Is Trump’s Wish to Slash Rates to 1% a Recipe for Economic Disaster? Experts Weigh In!
2025-07-19
Author: Ming
The Unthinkable Rate Cut: A Potential Economic Catastrophe
Imagine a federal funds rate dropping to a staggering 1%! Currently sitting at 4.25%-4.50%, such a monumental cut would not only be unprecedented but could also send shockwaves through the financial landscape. Analysts are questioning the likelihood of this happening, given the potential for chaos it could unleash in markets and the economy.
Chief economist Jeffrey Roach from LPL Financial has described the notion as 'ludicrous,' warning that slashing rates too drastically and prematurely could ironically trigger the very economic downturn it aims to prevent.

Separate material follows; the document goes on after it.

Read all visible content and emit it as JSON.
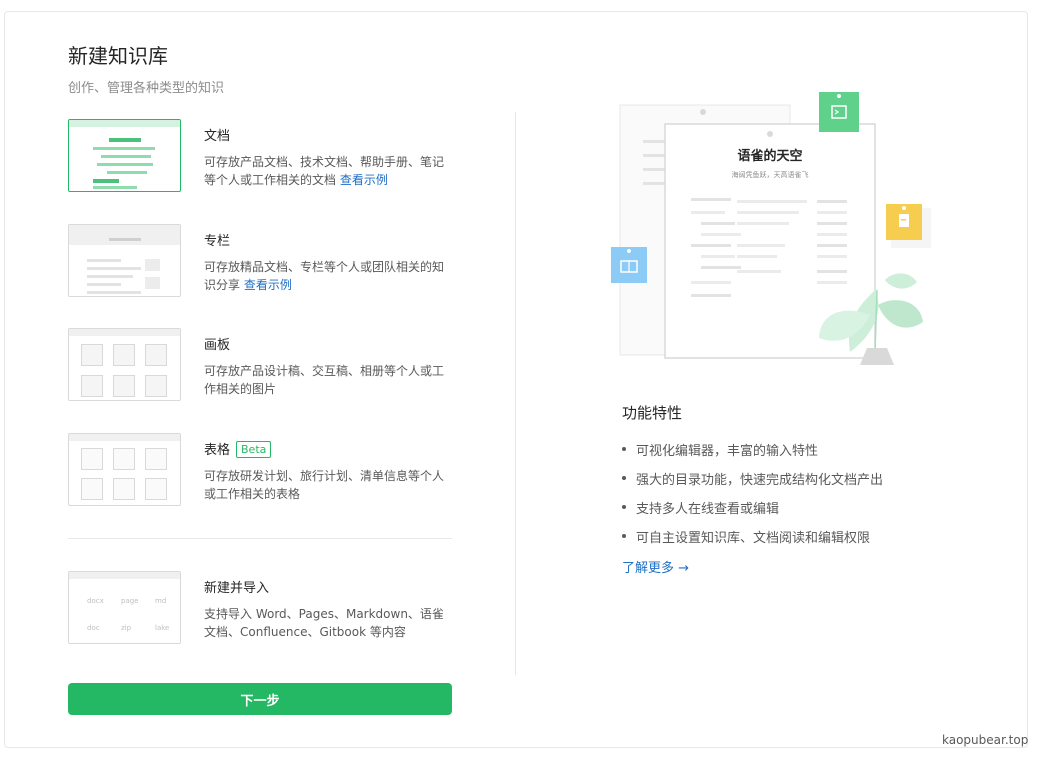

Why a 1% Rate Could Spell Trouble for Businesses
Dropping rates to 1% might initially seem beneficial, but Roach argues that it could signal a looming crisis. Businesses would likely interpret such a drastic move as a warning sign, leading them to pause investments and expansion plans. "As a big business owner, I’d definitely be asking, ‘What do you know that I don’t?’" Roach said, highlighting the uncertainty such a rate could instigate.
Economic Experts Urge a Cautious Approach
Roach suggests a more balanced target of around 3.5% by the end of 2026 if inflation remains stable, but he criticizes the Fed for acting too slowly in raising rates post-pandemic. Others, like Jay Hatfield, CEO of Infrastructure Capital Advisors, echo similar sentiments while denouncing the idea of a 1% cut. Hatfield warns that such a drastic measure would necessitate a massive increase in the money supply, potentially leading to double-digit inflation.
The Ripple Effect on Yields and Inflation
A cut to 1% could temporarily lower Treasury yields, but as inflation expectations rise, rates might quickly be reeled back up to around 4%. The resulting economic instability would likely lead yields to spike to approximately 5% before stabilizing post-recession around 3.75%. Hatfield emphasizes that rates between 2.75%-3% would be a far safer choice, minimalizing inflation risks without derailing the economy.
Conclusion: A Dangerous Game with the Economy
The prospect of slashing the federal funds rate to a mere 1% raises alarm bells among economists. While some, including Trump, may see it as a path to stimulate growth, experts warn it could instead usher in economic turmoil, cautioning that the risks far outweigh the potential benefits.